Trattative russo-curde in corso a Mosca: la Turchia ha fatto le sue scelte e Washington cerca di guadagnare tempo.

Di Elijah J. Magnier: @ejmalrai

Tradotto da: Alice Censi

Sono in corso a Mosca e a Damasco negoziati segreti tra i rappresentanti del PKK, ovvero il Partito dei Lavoratori del Kurdistan siriano, e funzionari russi, inerenti al destino dei militanti curdi in Siria. La delegazione curda spera che la Russia ( e non gli Stati Uniti ) assuma il ruolo di garante della loro sicurezza e cerca inoltre di ottenere qualche concessione in più per ridurre gli svantaggi a cui andrà incontro nel momento in cui le forze del governo siriano riprenderanno il controllo totale della provincia di al-Hasaka nel nord-est della Siria. 

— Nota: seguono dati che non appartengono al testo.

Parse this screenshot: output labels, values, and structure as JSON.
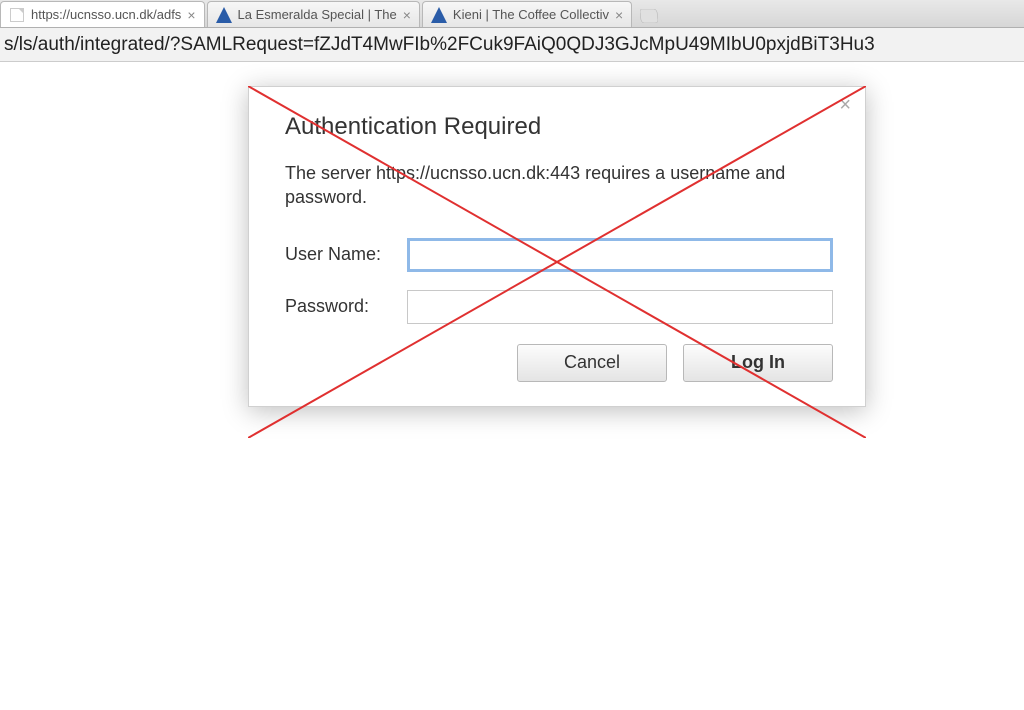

Questo succederà solo quando l’amministrazione americana deciderà, definitivamente, di ritirare anche l’ ultimo soldato, mettendo fine così all’occupazione di al-Hasaka. I rappresentanti del PKK hanno messo sul piatto una “road map” (un piano d’azione) che includerebbe garanzie di protezione, la condivisione del patrimonio e la sicurezza dei confini con la Turchia. Gli Stati Uniti stanno cercando di scaricare la responsabilità della sicurezza dei curdi sulla Turchia, mentre il presidente turco Recep Tayyip Erdogan ha respinto le richieste americane di concedere questo tipo di protezione ai suoi nemici del PKK in Siria. E’ evidente che Erdogan antepone la sua alleanza strategico-commerciale con la Russia a quella, burrascosa, con gli Stati Uniti (in quanto membro della NATO).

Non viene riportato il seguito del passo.